La fonte des glaces contribue au mouvement. Sur terre, elle peut avoir des effets plus spectaculaires encore. Sur les hauts sommets, la résorption des glaciers est si brutale qu'elle peut former des vagues géantes - des « tsunamis des montagnes » - emportant tout sur leur passage, comme cela a été récemment le cas au Pérou et sur les contreforts de l'Himalaya.

Quant aux masses de glace des calottes polaires, elles régressent à vitesse accélérée. Depuis les premières observations par satellite de 1979, la banquise de l'Arctique a diminué de 3,5 % à 4,1 % par décennie (ce n'est pas le cas de celle de l'Antarctique). Avant le milieu du siècle, l'océan du Grand Nord a de grandes probabilités d'être presque libre de glace en septembre.

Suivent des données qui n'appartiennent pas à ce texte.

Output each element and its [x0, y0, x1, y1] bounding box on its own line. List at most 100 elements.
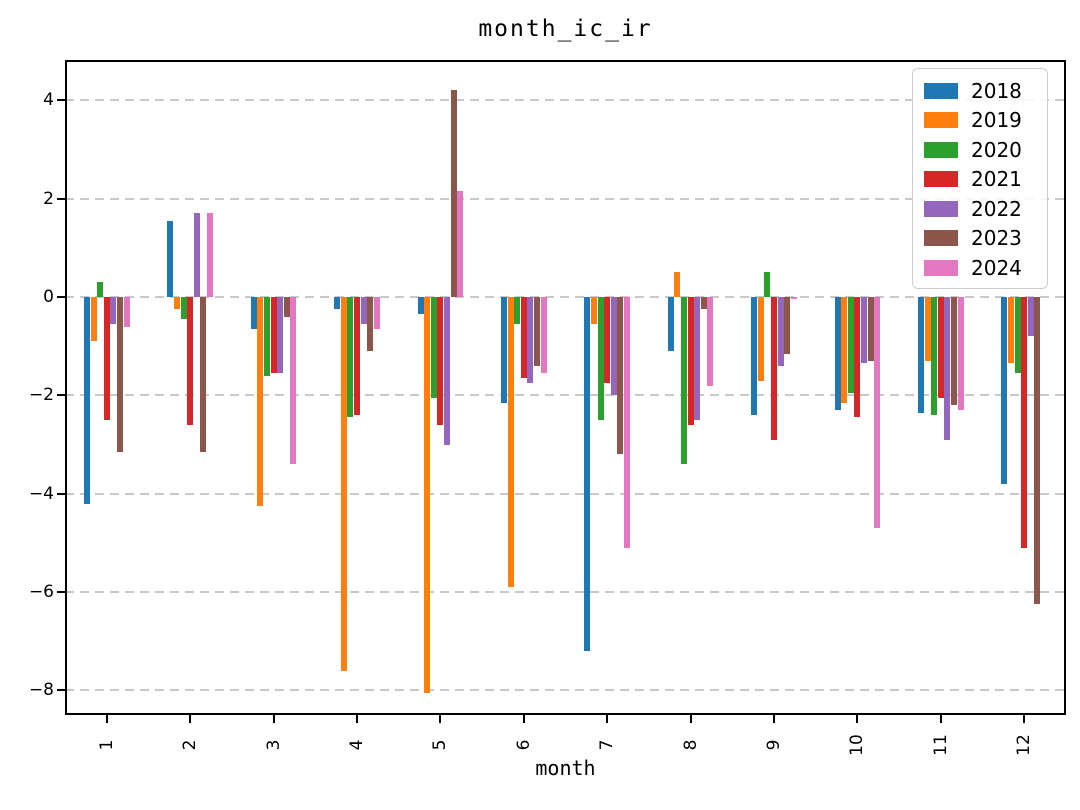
bar-2024-month-11 [957, 297, 964, 411]
bar-2020-month-5 [430, 297, 437, 398]
bar-2024-month-10 [874, 297, 881, 529]
legend-swatch-2020 [924, 141, 958, 158]
bar-2018-month-11 [918, 297, 925, 413]
x-tick-mark [189, 715, 192, 723]
bar-2022-month-1 [110, 297, 117, 325]
bar-2022-month-8 [694, 297, 701, 420]
legend-item-2018: 2018 [913, 76, 1047, 106]
bar-2024-month-4 [373, 297, 380, 329]
bar-2024-month-5 [457, 191, 464, 297]
bar-2022-month-9 [777, 297, 784, 366]
y-tick-mark [57, 296, 65, 299]
bar-2020-month-3 [263, 297, 270, 376]
bar-2020-month-2 [180, 297, 187, 320]
bar-2020-month-1 [97, 282, 104, 298]
bar-2022-month-11 [944, 297, 951, 440]
bar-2023-month-11 [951, 297, 958, 406]
legend-item-2022: 2022 [913, 194, 1047, 224]
y-tick-mark [57, 689, 65, 692]
gridline-y--6 [65, 591, 1066, 594]
bar-2021-month-12 [1021, 297, 1028, 548]
x-tick-mark [689, 715, 692, 723]
legend-swatch-2022 [924, 200, 958, 217]
bar-2024-month-8 [707, 297, 714, 386]
bar-2021-month-5 [437, 297, 444, 425]
x-tick-mark [439, 715, 442, 723]
legend-label: 2019 [971, 108, 1022, 133]
gridline-y--8 [65, 689, 1066, 692]
bar-2024-month-2 [206, 213, 213, 298]
bar-2022-month-5 [443, 297, 450, 445]
bar-2019-month-9 [757, 297, 764, 381]
y-tick-label: −4 [28, 483, 54, 504]
y-tick-label: 0 [43, 287, 54, 308]
bar-2019-month-12 [1008, 297, 1015, 364]
bar-2023-month-4 [367, 297, 374, 352]
bar-2020-month-10 [847, 297, 854, 393]
bar-2023-month-6 [533, 297, 540, 366]
bar-2019-month-3 [257, 297, 264, 506]
bar-2019-month-7 [591, 297, 597, 325]
bar-2024-month-7 [624, 297, 630, 548]
bar-2018-month-3 [250, 297, 257, 329]
bar-2019-month-11 [924, 297, 931, 361]
y-tick-mark [57, 492, 65, 495]
y-tick-label: 4 [43, 90, 54, 111]
y-tick-label: −6 [28, 582, 54, 603]
bar-2020-month-6 [514, 297, 521, 325]
legend-item-2020: 2020 [913, 135, 1047, 165]
y-tick-label: −2 [28, 385, 54, 406]
bar-2022-month-4 [360, 297, 367, 325]
bar-2021-month-8 [687, 297, 694, 425]
bar-2019-month-10 [841, 297, 848, 403]
gridline-y-2 [65, 197, 1066, 200]
legend-item-2023: 2023 [913, 224, 1047, 254]
legend: 2018 2019 2020 2021 2022 2023 2024 [912, 68, 1048, 289]
chart-title: month_ic_ir [478, 16, 653, 42]
bar-2023-month-1 [116, 297, 123, 452]
legend-label: 2021 [971, 167, 1022, 192]
x-tick-mark [1023, 715, 1026, 723]
bar-2018-month-1 [83, 297, 90, 504]
gridline-y--4 [65, 492, 1066, 495]
bar-2021-month-9 [771, 297, 778, 440]
x-tick-mark [773, 715, 776, 723]
bar-2024-month-1 [123, 297, 130, 327]
bar-2023-month-5 [450, 90, 457, 298]
legend-label: 2023 [971, 226, 1022, 251]
bar-2018-month-5 [417, 297, 424, 315]
x-tick-mark [939, 715, 942, 723]
bar-2018-month-2 [167, 220, 174, 298]
bar-2020-month-8 [681, 297, 688, 465]
bar-2021-month-7 [604, 297, 611, 384]
legend-swatch-2019 [924, 112, 958, 129]
bar-2021-month-3 [270, 297, 277, 374]
bar-2021-month-11 [937, 297, 944, 398]
legend-label: 2024 [971, 255, 1022, 280]
legend-item-2024: 2024 [913, 253, 1047, 283]
y-tick-mark [57, 591, 65, 594]
legend-swatch-2023 [924, 230, 958, 247]
bar-2022-month-2 [193, 213, 200, 298]
legend-label: 2022 [971, 196, 1022, 221]
bar-2018-month-12 [1001, 297, 1008, 484]
legend-swatch-2021 [924, 171, 958, 188]
y-tick-label: −8 [28, 680, 54, 701]
y-tick-mark [57, 394, 65, 397]
bar-2018-month-6 [500, 297, 507, 403]
bar-2023-month-7 [617, 297, 624, 455]
bar-2018-month-4 [334, 297, 341, 310]
legend-item-2021: 2021 [913, 165, 1047, 195]
bar-2023-month-12 [1034, 297, 1041, 605]
bar-2024-month-3 [290, 297, 297, 465]
bar-2022-month-7 [610, 297, 617, 396]
y-tick-mark [57, 197, 65, 200]
bar-2022-month-10 [861, 297, 868, 364]
x-axis-title: month [535, 756, 596, 780]
legend-item-2019: 2019 [913, 106, 1047, 136]
y-tick-mark [57, 99, 65, 102]
legend-label: 2020 [971, 137, 1022, 162]
bar-2023-month-3 [283, 297, 290, 317]
gridline-y-0 [65, 296, 1066, 299]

Les bouleversements en cours de la cryosphère (glaces à la surface du globe terrestre) ont un impact sur les débits des fleuves et, du coup, sur la qualité de l'eau. Les taux de salinité sont en train de varier dans le milieu marin - notamment à cause du réchauffement plus rapide en surface que dans les grands fonds -, les courants océaniques se modifient aussi. Toutes ces évolutions influencent le cycle hydrique planétaire et, fatalement, les régimes de précipitations.

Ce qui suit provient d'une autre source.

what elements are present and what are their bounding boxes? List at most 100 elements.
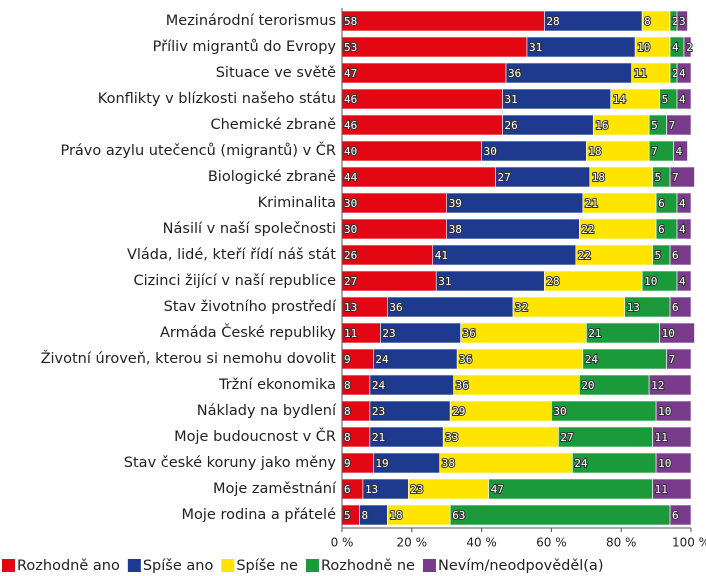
value-label: 16 <box>595 119 608 132</box>
legend-swatch <box>127 559 141 572</box>
bar-segment <box>676 192 692 214</box>
bar-segment <box>648 374 692 396</box>
value-label: 14 <box>613 93 627 106</box>
value-label: 38 <box>449 223 462 236</box>
value-label: 11 <box>655 431 668 444</box>
bar-segment <box>341 166 496 188</box>
bar-segment <box>673 140 688 162</box>
bar-segment <box>341 140 482 162</box>
legend-swatch <box>221 559 235 572</box>
value-label: 30 <box>484 145 497 158</box>
value-label: 4 <box>679 223 686 236</box>
bar-segment <box>341 88 503 110</box>
value-label: 13 <box>344 301 357 314</box>
value-label: 6 <box>658 197 665 210</box>
value-label: 47 <box>344 67 357 80</box>
value-label: 6 <box>658 223 665 236</box>
value-label: 24 <box>372 379 386 392</box>
bar-segment <box>446 218 580 240</box>
bar-segment <box>676 270 692 292</box>
legend-label: Spíše ano <box>143 558 214 574</box>
value-label: 18 <box>588 145 601 158</box>
value-label: 36 <box>508 67 521 80</box>
value-label: 9 <box>344 457 351 470</box>
value-label: 8 <box>361 509 368 522</box>
value-label: 2 <box>672 67 679 80</box>
bar-segment <box>676 10 688 32</box>
bar-segment <box>341 114 503 136</box>
bar-segment <box>341 62 507 84</box>
value-label: 19 <box>375 457 388 470</box>
bar-segment <box>456 348 584 370</box>
value-label: 21 <box>585 197 598 210</box>
bar-segment <box>341 218 447 240</box>
category-label: Tržní ekonomika <box>218 377 336 393</box>
value-label: 44 <box>344 171 358 184</box>
bar-segment <box>481 140 587 162</box>
value-label: 18 <box>389 509 402 522</box>
bar-segment <box>341 36 528 58</box>
bar-segment <box>435 270 545 292</box>
x-tick-label: 20 % <box>397 536 428 550</box>
bar-segment <box>446 192 584 214</box>
bar-segment <box>442 426 559 448</box>
bar-segment <box>387 296 514 318</box>
category-label: Moje budoucnost v ČR <box>174 427 336 445</box>
value-label: 5 <box>651 119 658 132</box>
value-label: 36 <box>456 379 469 392</box>
bar-segment <box>652 426 692 448</box>
value-label: 30 <box>344 197 357 210</box>
bar-segment <box>676 62 692 84</box>
value-label: 38 <box>442 457 455 470</box>
value-label: 27 <box>344 275 357 288</box>
value-label: 8 <box>644 15 651 28</box>
category-label: Kriminalita <box>258 195 336 211</box>
bar-segment <box>676 88 692 110</box>
value-label: 23 <box>372 405 385 418</box>
value-label: 36 <box>389 301 402 314</box>
value-label: 4 <box>676 145 683 158</box>
value-label: 4 <box>672 41 679 54</box>
category-label: Vláda, lidé, kteří řídí náš stát <box>127 247 336 263</box>
value-label: 9 <box>344 353 351 366</box>
bar-segment <box>341 192 447 214</box>
value-label: 47 <box>491 483 504 496</box>
value-label: 7 <box>672 171 679 184</box>
legend-label: Spíše ne <box>236 558 298 574</box>
value-label: 24 <box>375 353 389 366</box>
category-label: Stav české koruny jako měny <box>124 455 337 471</box>
legend-swatch <box>305 559 319 572</box>
legend-label: Nevím/neodpověděl(a) <box>438 558 604 574</box>
value-label: 3 <box>679 15 686 28</box>
bar-segment <box>460 322 587 344</box>
value-label: 8 <box>344 431 351 444</box>
bar-segment <box>502 88 612 110</box>
category-label: Mezinárodní terorismus <box>166 13 336 29</box>
value-label: 2 <box>686 41 693 54</box>
value-label: 10 <box>637 41 650 54</box>
bar-segment <box>659 322 695 344</box>
value-label: 11 <box>344 327 357 340</box>
bar-segment <box>669 166 695 188</box>
bar-segment <box>676 218 692 240</box>
bar-segment <box>488 478 653 500</box>
value-label: 8 <box>344 405 351 418</box>
value-label: 10 <box>658 405 671 418</box>
category-label: Násilí v naší společnosti <box>163 221 336 237</box>
value-label: 24 <box>585 353 599 366</box>
x-tick-label: 100 % <box>672 536 706 550</box>
category-label: Náklady na bydlení <box>197 403 337 419</box>
value-label: 27 <box>560 431 573 444</box>
value-label: 53 <box>344 41 357 54</box>
value-label: 41 <box>435 249 448 262</box>
value-label: 8 <box>344 379 351 392</box>
value-label: 13 <box>365 483 378 496</box>
category-label: Životní úroveň, kterou si nemohu dovolit <box>41 349 337 367</box>
value-label: 26 <box>344 249 357 262</box>
value-label: 63 <box>452 509 465 522</box>
bar-segment <box>669 244 692 266</box>
value-label: 6 <box>672 249 679 262</box>
bar-segment <box>439 452 573 474</box>
bar-segment <box>666 114 692 136</box>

Les régions les plus salées de l'océan, où se produisent les plus fortes évaporations, ont tendance à le devenir de plus en plus, et inversement pour les moins salées. De là à en tirer de grandes généralités sur les pluies à venir, il y aurait un grand pas qu'il serait imprudent de franchir. Tout juste les scientifiques du Giec observent-ils que les épisodes de fortes précipitations sont devenus plus fréquents et plus intenses depuis un siècle en Amérique du Nord et en Europe. Le manque de données rend les conclusions hasardeuses pour d'autres contrées.

Sécheresses et pluies diluviennes

Cependant, les moyennes de précipitation ont augmenté au-dessus du Pacifique à la hauteur de l'Équateur et dans nombre de régions déjà bien humides. Elles ont diminué en revanche sur les régions subtropicales arides. Si ces tendances se poursuivent, la fin du siècle devrait connaître encore plus de pluies diluviennes et des glissements de terrain en Amérique centrale et du Sud, des sécheresses toujours plus prononcées et des feux incontrôlés dans l'ouest des États-Unis et en Australie, tandis que les régimes de mousson devraient s'étendre à des régions plus vastes et devenir plus intenses.

À l'été 2015, ce phénomène saisonnier a valu au service public de météo indienne de sérieuses remontrances. Les prévisionnistes avaient prévu un déficit de précipitations, compte tenu de l'impact du perturbateur climatique El Niño, qui avait provoqué une canicule épouvantable en mai, tuant 2 200 personnes dans le sud du pays. La mousson a entraîné en fait 24 % de pluie de plus que d'habitude et causé des centaines de morts. La Birmanie, l'Inde, le Pakistan, le Bangladesh et le Vietnam ont subi des inondations exceptionnelles. En juin, la ville de Bombay a reçu plus de 1 040 millimètres d'eau, du jamais-vu depuis 1951.

Selon Éric Guilyardi, directeur de recherches CNRS au Laboratoire d'océanographie et du climat, spécialiste des échanges océan-atmosphère, nous n'en avons pas fini avec les années sous l'emprise d'El Niño. Aujourd'hui, un épisode El Niño sur six s'avère très intense. Si les émissions de gaz à effet de serre se poursuivaient au rythme actuel, ce pourrait être un sur trois avant la fin du siècle.